A parte questo, il censimento della popolazione è stata un’esperienza negativa, ma almeno è servita come talismano pagano ed efficacissimo santino con preghiera, contro la mia personale “dolce attesa”, che poi alla fine non è mai esistita, perché di fatto non ho smesso di lavorare. Dunque il mio appetito di gente è stato saziato a tal punto, che in un eccesso bulimico mi è pure venuto il vomito a causa di tutta quella gente, ingozzata come una gigantesca torta alla panna, spinta con un’ansia malata in fondo alla gola, con la stessa foga di un allevatore di oche da pâté. Ma comunque Welcome to the Jungle!, dicevo fra me, avanti con questo lavoro, piuttosto la foresta amazzonica, tarantole e serpenti, che l’attesa vuota di un futuro tutto proiettato al passato.
Ebbene il censimento consiste, come dice la parola stessa, nel censire la popolazione, stimarne il numero, il grado di istruzione e implicitamente la ricchezza di un paese. Fin qui tutto giusto.
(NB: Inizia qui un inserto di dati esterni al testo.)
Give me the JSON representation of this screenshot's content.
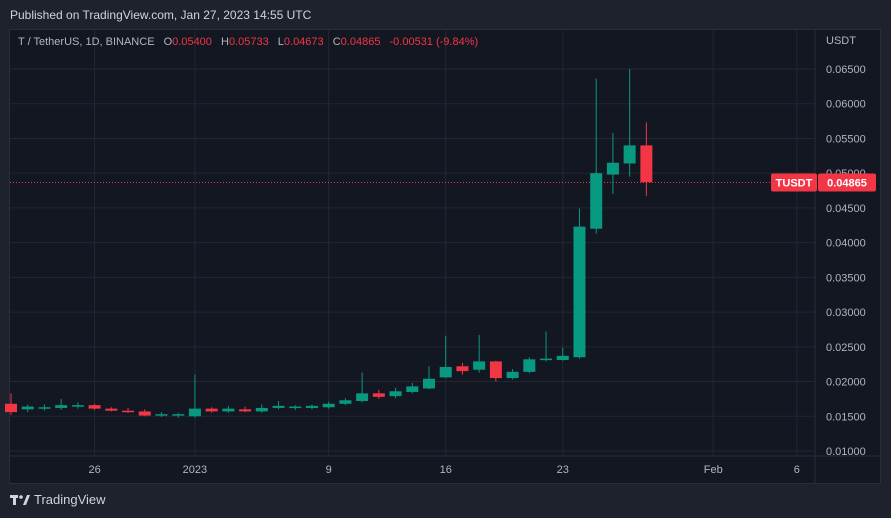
{
  "header": {
    "published": "Published on TradingView.com, Jan 27, 2023 14:55 UTC"
  },
  "legend": {
    "symbol": "T / TetherUS, 1D, BINANCE",
    "open_label": "O",
    "open": "0.05400",
    "high_label": "H",
    "high": "0.05733",
    "low_label": "L",
    "low": "0.04673",
    "close_label": "C",
    "close": "0.04865",
    "change": "-0.00531 (-9.84%)"
  },
  "footer": {
    "brand": "TradingView"
  },
  "colors": {
    "up": "#089981",
    "down": "#f23645",
    "grid": "#2a2e39",
    "bg": "#131722"
  },
  "chart_data": {
    "type": "candlestick",
    "symbol": "T / TetherUS",
    "interval": "1D",
    "exchange": "BINANCE",
    "currency_label": "USDT",
    "y_ticks": [
      "0.06500",
      "0.06000",
      "0.05500",
      "0.05000",
      "0.04500",
      "0.04000",
      "0.03500",
      "0.03000",
      "0.02500",
      "0.02000",
      "0.01500",
      "0.01000"
    ],
    "x_ticks": [
      "26",
      "2023",
      "9",
      "16",
      "23",
      "Feb",
      "6"
    ],
    "last_price": {
      "label": "TUSDT",
      "value": "0.04865"
    },
    "candles": [
      {
        "date": "2022-12-21",
        "o": 0.0168,
        "h": 0.0183,
        "l": 0.0152,
        "c": 0.0156
      },
      {
        "date": "2022-12-22",
        "o": 0.016,
        "h": 0.0167,
        "l": 0.0156,
        "c": 0.0164
      },
      {
        "date": "2022-12-23",
        "o": 0.0161,
        "h": 0.0167,
        "l": 0.0158,
        "c": 0.0163
      },
      {
        "date": "2022-12-24",
        "o": 0.0162,
        "h": 0.0175,
        "l": 0.0159,
        "c": 0.0166
      },
      {
        "date": "2022-12-25",
        "o": 0.0164,
        "h": 0.017,
        "l": 0.0161,
        "c": 0.0166
      },
      {
        "date": "2022-12-26",
        "o": 0.0166,
        "h": 0.0168,
        "l": 0.0159,
        "c": 0.0161
      },
      {
        "date": "2022-12-27",
        "o": 0.0161,
        "h": 0.0163,
        "l": 0.0157,
        "c": 0.0158
      },
      {
        "date": "2022-12-28",
        "o": 0.0158,
        "h": 0.0162,
        "l": 0.0155,
        "c": 0.0156
      },
      {
        "date": "2022-12-29",
        "o": 0.0157,
        "h": 0.016,
        "l": 0.015,
        "c": 0.0151
      },
      {
        "date": "2022-12-30",
        "o": 0.0151,
        "h": 0.0156,
        "l": 0.0149,
        "c": 0.0153
      },
      {
        "date": "2022-12-31",
        "o": 0.0151,
        "h": 0.0155,
        "l": 0.0148,
        "c": 0.0153
      },
      {
        "date": "2023-01-01",
        "o": 0.015,
        "h": 0.021,
        "l": 0.0148,
        "c": 0.0161
      },
      {
        "date": "2023-01-02",
        "o": 0.0161,
        "h": 0.0163,
        "l": 0.0155,
        "c": 0.0157
      },
      {
        "date": "2023-01-03",
        "o": 0.0157,
        "h": 0.0165,
        "l": 0.0155,
        "c": 0.0161
      },
      {
        "date": "2023-01-04",
        "o": 0.016,
        "h": 0.0164,
        "l": 0.0156,
        "c": 0.0157
      },
      {
        "date": "2023-01-05",
        "o": 0.0157,
        "h": 0.0167,
        "l": 0.0155,
        "c": 0.0162
      },
      {
        "date": "2023-01-06",
        "o": 0.0162,
        "h": 0.0172,
        "l": 0.016,
        "c": 0.0165
      },
      {
        "date": "2023-01-07",
        "o": 0.0162,
        "h": 0.0166,
        "l": 0.0159,
        "c": 0.0164
      },
      {
        "date": "2023-01-08",
        "o": 0.0162,
        "h": 0.0167,
        "l": 0.016,
        "c": 0.0165
      },
      {
        "date": "2023-01-09",
        "o": 0.0163,
        "h": 0.0171,
        "l": 0.0161,
        "c": 0.0168
      },
      {
        "date": "2023-01-10",
        "o": 0.0168,
        "h": 0.0176,
        "l": 0.0166,
        "c": 0.0173
      },
      {
        "date": "2023-01-11",
        "o": 0.0172,
        "h": 0.0213,
        "l": 0.017,
        "c": 0.0183
      },
      {
        "date": "2023-01-12",
        "o": 0.0183,
        "h": 0.0188,
        "l": 0.0175,
        "c": 0.0178
      },
      {
        "date": "2023-01-13",
        "o": 0.0179,
        "h": 0.0191,
        "l": 0.0176,
        "c": 0.0186
      },
      {
        "date": "2023-01-14",
        "o": 0.0185,
        "h": 0.0198,
        "l": 0.0183,
        "c": 0.0193
      },
      {
        "date": "2023-01-15",
        "o": 0.019,
        "h": 0.0222,
        "l": 0.0189,
        "c": 0.0204
      },
      {
        "date": "2023-01-16",
        "o": 0.0206,
        "h": 0.0266,
        "l": 0.0205,
        "c": 0.0221
      },
      {
        "date": "2023-01-17",
        "o": 0.0222,
        "h": 0.0227,
        "l": 0.021,
        "c": 0.0215
      },
      {
        "date": "2023-01-18",
        "o": 0.0217,
        "h": 0.0267,
        "l": 0.0213,
        "c": 0.0229
      },
      {
        "date": "2023-01-19",
        "o": 0.0229,
        "h": 0.023,
        "l": 0.02,
        "c": 0.0205
      },
      {
        "date": "2023-01-20",
        "o": 0.0205,
        "h": 0.0218,
        "l": 0.0203,
        "c": 0.0214
      },
      {
        "date": "2023-01-21",
        "o": 0.0214,
        "h": 0.0235,
        "l": 0.0212,
        "c": 0.0232
      },
      {
        "date": "2023-01-22",
        "o": 0.0231,
        "h": 0.0272,
        "l": 0.0229,
        "c": 0.0233
      },
      {
        "date": "2023-01-23",
        "o": 0.0231,
        "h": 0.0249,
        "l": 0.023,
        "c": 0.0237
      },
      {
        "date": "2023-01-24",
        "o": 0.0235,
        "h": 0.0449,
        "l": 0.0233,
        "c": 0.0423
      },
      {
        "date": "2023-01-25",
        "o": 0.042,
        "h": 0.0636,
        "l": 0.0413,
        "c": 0.05
      },
      {
        "date": "2023-01-26",
        "o": 0.0498,
        "h": 0.0558,
        "l": 0.047,
        "c": 0.0515
      },
      {
        "date": "2023-01-27",
        "o": 0.0514,
        "h": 0.065,
        "l": 0.0495,
        "c": 0.054
      },
      {
        "date": "2023-01-28",
        "o": 0.054,
        "h": 0.0573,
        "l": 0.0467,
        "c": 0.0487
      }
    ]
  }
}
Un semplice questionario da compilare in un ufficio messo a disposizione dal comune dove le persone o, meglio, l’intero mondo passa per raccontare i propri affari personali e le proprie disgrazie a un inconsapevole rilevatore, che dietro una scrivania ascolta come in un confessionale ogni piccolo peccato.
Ho conosciuto ingegneri croati che lavorano come camerieri, laureati in lingue albanesi occupati in fabbrica, badanti estoni che vivono in una stanza di venti metri quadrati, una diplomata in canto che lavora al bar. Viene in mente il Tom Joad di Springsteen: Waitin’ for when the last shall be first and the first shall be last…
Il resto non è affatto meglio. Molti fra i cittadini di questo paese sono ostili nei confronti dello Stato, refrattari a qualsiasi banale quesito che possa scoprire la furberia commessa tanto il minuto prima, quanto in epoche antidiluviane. Così, spesso, è imbarazzante chiedere quante stanze ha la casa, quante macchine o quanti cellulari si possiedono in famiglia, oppure il titolo di studio. In altri casi invece risulta addirittura impossibile ottenere che il questionario venga compilato. La maggior parte di loro sono anziani. Ma non quelli che raccontano storie di favolosi antenati a cui ci hanno abituato tanti romanzi, eh no! A parte rare eccezioni, figure eroiche in un panorama desolato, quelli incontrati sul territorio sono diffidenti e possessivi, persino del suolo, che nell’insolito ruolo di rappresentante dello Stato, ero talvolta costretta a calpestare, con l’intento di porre le domande previste dall’Istat.
Per loro l’attesa non esiste.
E alla fine?
Penso che questo censimento abbia colmato il vuoto della mia personale “dolce attesa” e mi abbia restituito quelle più o meno vane di tutti coloro che ho incontrato. Come sempre, aveva ragione Cesare Pavese, lavorare stanca, ma aspettare, credo proprio che in fondo, dopo tutto, sì, credo proprio che uccida.